Oil and gas production in the UK is in decline. Government projections forecast a decrease in oil and gas tax revenue of over 50 per cent from 2011-12 to 2016-17.
In this context, Deloitte UK analysis shows that the Bowland Basin shale gas production could generate tax revenues of around £580 million per annum by 2020. Deloitte UK’s analysis is based on Cuadrilla cost and volume assumptions for shale gas production and the Department of Energy and Climate Change central wholesale price assumptions.
Declining oil and gas production will also lead to a continued increase in imported gas to meet domestic demand. Under the National Grid Gone Green scenario, by 2020 some 69 per cent of total UK gas consumption will be imported, equivalent to 21.2 billion therms.

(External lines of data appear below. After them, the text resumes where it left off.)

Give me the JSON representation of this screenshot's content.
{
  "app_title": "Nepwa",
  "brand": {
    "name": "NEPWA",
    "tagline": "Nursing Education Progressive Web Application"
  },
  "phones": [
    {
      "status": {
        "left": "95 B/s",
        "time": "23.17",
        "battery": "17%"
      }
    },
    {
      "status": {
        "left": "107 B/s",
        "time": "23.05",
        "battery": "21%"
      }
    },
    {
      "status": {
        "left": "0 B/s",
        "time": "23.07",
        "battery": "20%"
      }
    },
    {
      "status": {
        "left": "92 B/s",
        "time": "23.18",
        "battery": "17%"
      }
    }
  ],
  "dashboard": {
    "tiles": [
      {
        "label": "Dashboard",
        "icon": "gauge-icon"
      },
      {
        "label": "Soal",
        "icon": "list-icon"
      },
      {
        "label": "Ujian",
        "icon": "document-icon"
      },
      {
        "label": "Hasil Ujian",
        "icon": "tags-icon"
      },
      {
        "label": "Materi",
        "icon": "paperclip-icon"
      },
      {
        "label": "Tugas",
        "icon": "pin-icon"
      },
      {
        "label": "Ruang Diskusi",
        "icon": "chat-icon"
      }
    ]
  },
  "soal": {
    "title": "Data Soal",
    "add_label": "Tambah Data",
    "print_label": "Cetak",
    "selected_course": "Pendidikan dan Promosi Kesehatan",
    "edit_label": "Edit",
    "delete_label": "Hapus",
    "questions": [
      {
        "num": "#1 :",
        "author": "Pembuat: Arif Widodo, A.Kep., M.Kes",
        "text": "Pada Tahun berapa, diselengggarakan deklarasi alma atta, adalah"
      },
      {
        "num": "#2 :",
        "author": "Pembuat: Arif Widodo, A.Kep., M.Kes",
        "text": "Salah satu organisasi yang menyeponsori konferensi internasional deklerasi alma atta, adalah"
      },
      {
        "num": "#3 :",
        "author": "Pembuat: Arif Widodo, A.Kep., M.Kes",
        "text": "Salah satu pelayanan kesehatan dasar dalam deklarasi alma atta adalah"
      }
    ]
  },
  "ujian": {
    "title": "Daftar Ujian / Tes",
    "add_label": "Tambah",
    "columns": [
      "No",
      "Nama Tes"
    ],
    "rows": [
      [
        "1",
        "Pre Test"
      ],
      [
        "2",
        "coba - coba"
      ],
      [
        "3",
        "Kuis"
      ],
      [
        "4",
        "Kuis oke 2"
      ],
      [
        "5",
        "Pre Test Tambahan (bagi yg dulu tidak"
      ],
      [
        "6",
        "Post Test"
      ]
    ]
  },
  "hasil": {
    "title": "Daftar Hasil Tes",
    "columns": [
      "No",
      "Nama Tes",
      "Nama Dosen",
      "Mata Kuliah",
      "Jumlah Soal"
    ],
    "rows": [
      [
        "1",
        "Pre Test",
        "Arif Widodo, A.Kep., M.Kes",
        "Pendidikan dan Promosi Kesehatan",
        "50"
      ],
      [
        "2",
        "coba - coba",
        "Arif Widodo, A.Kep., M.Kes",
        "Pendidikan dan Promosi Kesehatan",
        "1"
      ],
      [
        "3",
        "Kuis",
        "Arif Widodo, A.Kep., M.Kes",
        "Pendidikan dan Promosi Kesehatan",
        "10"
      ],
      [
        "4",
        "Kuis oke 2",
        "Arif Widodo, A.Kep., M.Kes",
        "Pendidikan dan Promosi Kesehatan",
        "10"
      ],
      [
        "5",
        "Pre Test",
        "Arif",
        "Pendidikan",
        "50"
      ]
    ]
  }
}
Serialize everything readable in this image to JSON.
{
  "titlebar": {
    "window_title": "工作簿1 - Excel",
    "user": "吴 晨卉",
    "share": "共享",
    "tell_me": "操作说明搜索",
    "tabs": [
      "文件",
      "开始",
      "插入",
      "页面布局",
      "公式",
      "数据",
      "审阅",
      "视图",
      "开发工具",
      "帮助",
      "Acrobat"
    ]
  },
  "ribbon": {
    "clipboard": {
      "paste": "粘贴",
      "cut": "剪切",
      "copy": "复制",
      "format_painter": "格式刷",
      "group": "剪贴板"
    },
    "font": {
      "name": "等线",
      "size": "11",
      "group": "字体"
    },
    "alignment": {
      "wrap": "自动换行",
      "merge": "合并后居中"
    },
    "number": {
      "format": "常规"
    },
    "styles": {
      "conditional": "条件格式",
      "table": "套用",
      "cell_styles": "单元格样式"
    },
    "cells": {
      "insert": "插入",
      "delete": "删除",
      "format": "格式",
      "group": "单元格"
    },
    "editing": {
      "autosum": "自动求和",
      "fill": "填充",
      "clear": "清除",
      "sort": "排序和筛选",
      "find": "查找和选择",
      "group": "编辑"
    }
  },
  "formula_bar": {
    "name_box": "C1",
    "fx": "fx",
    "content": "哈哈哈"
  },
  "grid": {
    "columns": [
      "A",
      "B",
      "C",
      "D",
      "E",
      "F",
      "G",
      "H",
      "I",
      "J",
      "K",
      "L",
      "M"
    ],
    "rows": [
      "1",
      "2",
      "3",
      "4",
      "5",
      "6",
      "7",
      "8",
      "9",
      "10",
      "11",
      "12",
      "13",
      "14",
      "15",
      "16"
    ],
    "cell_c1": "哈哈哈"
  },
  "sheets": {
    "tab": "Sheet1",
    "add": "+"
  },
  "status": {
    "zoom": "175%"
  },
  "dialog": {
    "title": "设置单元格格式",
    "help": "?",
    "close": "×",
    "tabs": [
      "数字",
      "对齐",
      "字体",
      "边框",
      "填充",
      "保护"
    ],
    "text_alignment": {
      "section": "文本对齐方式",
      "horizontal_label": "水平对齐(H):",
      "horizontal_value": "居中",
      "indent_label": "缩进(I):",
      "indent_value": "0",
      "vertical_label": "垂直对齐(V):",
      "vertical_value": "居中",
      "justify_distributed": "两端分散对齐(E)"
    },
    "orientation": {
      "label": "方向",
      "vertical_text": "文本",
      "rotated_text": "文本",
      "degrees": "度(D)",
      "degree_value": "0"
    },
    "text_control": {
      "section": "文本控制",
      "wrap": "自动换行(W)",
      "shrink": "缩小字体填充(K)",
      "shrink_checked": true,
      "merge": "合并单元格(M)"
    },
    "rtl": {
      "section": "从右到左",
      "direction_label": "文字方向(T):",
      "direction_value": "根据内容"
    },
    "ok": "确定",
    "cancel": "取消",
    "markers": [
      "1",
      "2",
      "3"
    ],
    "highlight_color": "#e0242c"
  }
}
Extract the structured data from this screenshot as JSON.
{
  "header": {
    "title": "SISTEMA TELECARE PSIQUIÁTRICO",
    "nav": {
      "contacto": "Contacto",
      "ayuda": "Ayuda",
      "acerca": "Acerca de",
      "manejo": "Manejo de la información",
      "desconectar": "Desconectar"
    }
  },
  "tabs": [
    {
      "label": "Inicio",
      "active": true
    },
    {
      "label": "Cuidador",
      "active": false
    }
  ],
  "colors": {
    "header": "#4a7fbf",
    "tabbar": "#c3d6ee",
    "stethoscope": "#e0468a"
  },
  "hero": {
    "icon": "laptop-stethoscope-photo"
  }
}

Based on the Reference Case production assumptions, the Bowland Basin development, could offset around 14 per cent of this import requirement in 2020.
In addition, the development could support up to a peak employment of between 6,900 and 23,600 jobs. Deloitte UK estimates have been based on data from developed US shale gas fields.
Existing and proposed planning approval and business rate mechanisms will also create material local benefits from the Bowland Basin development. This is particularly the case if arrangements for shale gas business rates are introduced that are similar to those intended to be applied to renewable energy schemes. Under the highest profitability case for the Bowland Basin project, and using an assumed two per cent of revenue level for business rates, the local authority could receive in excess of £54.5 million per annum. This is equivalent to three per cent of the current Lancashire council budget or 13 per cent of the council tax charges to local residents.